Jude Bellingham a incontestablement été le grand bonhomme de la démonstration offensive livrée par le Real Madrid ce dimanche après-midi. Éblouissant balle au pied, agressif à la récupération et tranchant dans la surface adverse, il a littéralement martyrisé la défense andalouse, pliant la rencontre à lui tout seul lors du premier acte avec un but sensationnel et une implication directe sur le deuxième.
À l'issue de cette victoire éclatante sur le score de 4-0, le numéro dix s'est présenté face aux journalistes dans les couloirs du Santiago-Bernabéu. Loin de la langue de bois, l'international anglais a livré une analyse lucide et passionnée de sa situation personnelle, ainsi que de la prestation collective de son équipe. Des mots qui en disent long sur son état d'esprit actuel sous les ordres de José Mourinho.
Une liberté tactique totalement retrouvée pour Jude Bellingham
Ce qui a frappé les observateurs face à Malaga, c'est la capacité du milieu de terrain à se mouvoir sur toute la largeur du terrain, dictant le tempo à sa guise. Interrogé sur ce retour au tout premier plan, le principal intéressé n'a pas caché son bonheur de pouvoir évoluer dans un schéma de jeu qui met en valeur ses qualités athlétiques et sa vision. « Je prends beaucoup de plaisir et je joue bien avec la liberté qui m'est accordée », a-t-il d'abord confié avec un large sourire.
Cette animation fluide voulue par le staff technique semble lui avoir redonné des ailes après une saison dernière plus compliquée sur le plan statistique. « Je me sens plus libre en ce moment. J'ai plus de liberté pour bouger, pour monter et descendre sur le terrain en fonction de ce dont nous avons besoin. Je m'amuse beaucoup, je prends vraiment du plaisir à jouer au football, et c'est pour cela que je suis performant », a détaillé l'Anglais.
Le joueur de 23 ans prouve ainsi qu'en étant délesté d'un positionnement trop rigide, il redevient l'un des joueurs les plus dévastateurs de la planète, capable d'être à la fois le premier relanceur et le finisseur décisif.
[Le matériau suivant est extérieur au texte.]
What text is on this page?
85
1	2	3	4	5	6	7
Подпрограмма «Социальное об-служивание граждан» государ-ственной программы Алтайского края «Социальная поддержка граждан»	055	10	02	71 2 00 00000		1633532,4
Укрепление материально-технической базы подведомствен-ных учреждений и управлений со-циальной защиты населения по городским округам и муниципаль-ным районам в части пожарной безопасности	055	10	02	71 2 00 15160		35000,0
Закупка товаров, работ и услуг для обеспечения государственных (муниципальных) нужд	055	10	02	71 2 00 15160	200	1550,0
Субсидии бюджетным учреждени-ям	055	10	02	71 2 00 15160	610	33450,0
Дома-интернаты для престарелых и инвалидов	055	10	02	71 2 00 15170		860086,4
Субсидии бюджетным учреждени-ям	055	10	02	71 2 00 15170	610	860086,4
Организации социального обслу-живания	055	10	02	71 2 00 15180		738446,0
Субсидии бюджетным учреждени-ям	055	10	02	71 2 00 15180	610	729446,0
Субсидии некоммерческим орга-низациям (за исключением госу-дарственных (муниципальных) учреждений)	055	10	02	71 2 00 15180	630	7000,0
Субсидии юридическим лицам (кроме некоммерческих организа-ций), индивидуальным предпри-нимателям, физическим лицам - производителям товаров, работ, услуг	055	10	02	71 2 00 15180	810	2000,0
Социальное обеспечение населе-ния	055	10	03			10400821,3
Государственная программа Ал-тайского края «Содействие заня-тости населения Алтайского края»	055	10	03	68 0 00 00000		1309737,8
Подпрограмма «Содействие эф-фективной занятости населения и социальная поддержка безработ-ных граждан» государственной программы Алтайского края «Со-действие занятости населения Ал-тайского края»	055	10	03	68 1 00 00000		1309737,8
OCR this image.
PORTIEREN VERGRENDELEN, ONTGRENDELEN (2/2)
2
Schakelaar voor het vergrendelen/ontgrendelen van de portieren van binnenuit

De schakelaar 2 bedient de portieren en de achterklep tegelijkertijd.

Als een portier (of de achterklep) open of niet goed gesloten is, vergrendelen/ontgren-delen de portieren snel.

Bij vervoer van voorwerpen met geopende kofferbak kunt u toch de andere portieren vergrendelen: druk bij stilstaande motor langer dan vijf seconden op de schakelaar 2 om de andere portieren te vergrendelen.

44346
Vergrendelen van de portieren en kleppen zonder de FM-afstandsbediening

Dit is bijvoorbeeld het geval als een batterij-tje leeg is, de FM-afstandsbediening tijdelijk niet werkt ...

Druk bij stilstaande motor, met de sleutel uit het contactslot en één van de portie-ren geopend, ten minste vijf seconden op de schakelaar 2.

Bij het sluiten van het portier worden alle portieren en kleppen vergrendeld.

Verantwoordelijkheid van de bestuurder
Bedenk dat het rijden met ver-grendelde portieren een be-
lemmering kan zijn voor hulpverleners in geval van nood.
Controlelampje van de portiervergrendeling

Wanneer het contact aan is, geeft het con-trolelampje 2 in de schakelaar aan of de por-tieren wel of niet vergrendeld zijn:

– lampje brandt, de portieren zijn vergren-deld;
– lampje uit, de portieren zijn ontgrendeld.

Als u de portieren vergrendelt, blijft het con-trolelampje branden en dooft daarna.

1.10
La profondeur de banc, l'autre arme fatale
L'autre grande satisfaction de la soirée pour le Real Madrid réside dans la gestion de l'effectif. Alors que le technicien portugais avait fait le pari risqué d'opérer cinq changements dans son onze de départ, la machine n'a connu aucun raté. Les entrées d'Eduardo Camavinga, de Brahim Díaz ou encore de Trent Alexander-Arnold ont maintenu un niveau d'intensité asphyxiant pour l'adversaire.
Une dynamique collective que Jude Bellingham a tenu à saluer chaudement. « Nous avons un effectif très solide avec de la qualité à tous les postes. Quand l'entraîneur veut faire des changements, les joueurs qui n'ont pas joué l'autre jour sont prêts. C'est pour cela que nous avons si bien joué aujourd'hui », a-t-il souligné en zone mixte. Cette concurrence saine permet au club de la capitale de maintenir une pression constante sur ses adversaires tout en gérant les organismes dans un calendrier surchargé.
L'exigence absolue malgré la large victoire
Pourtant, malgré l'euphorie ambiante et un tableau d'affichage largement favorable, Jude Bellingham a tenu à pousser un coup de gueule inattendu. Faisant preuve d'une exigence digne des plus grands compétiteurs, Jude Bellingham n'a pas digéré la fin de match de son équipe, coupable d'un léger relâchement une fois la victoire acquise.
« La première mi-temps a été incroyable, mais les 20 dernières minutes ont été très mauvaises. Je ne sais pas pourquoi, mais nous n’avons pas été bons », a-t-il lâché avec beaucoup de franchise. Cette déclaration glaçante, qui fait écho à son attitude sur le terrain où on l'a vu recadrer ses partenaires lors d'un repli défensif tardif, illustre la nouvelle mentalité instaurée au club.
Pour le Real Madrid, gagner largement ne suffit plus. Il faut désormais maîtriser son sujet de la première à la dernière seconde, sans jamais laisser la moindre miette ou le moindre espoir à l'adversaire. Une soif de perfection qui promet une saison passionnante.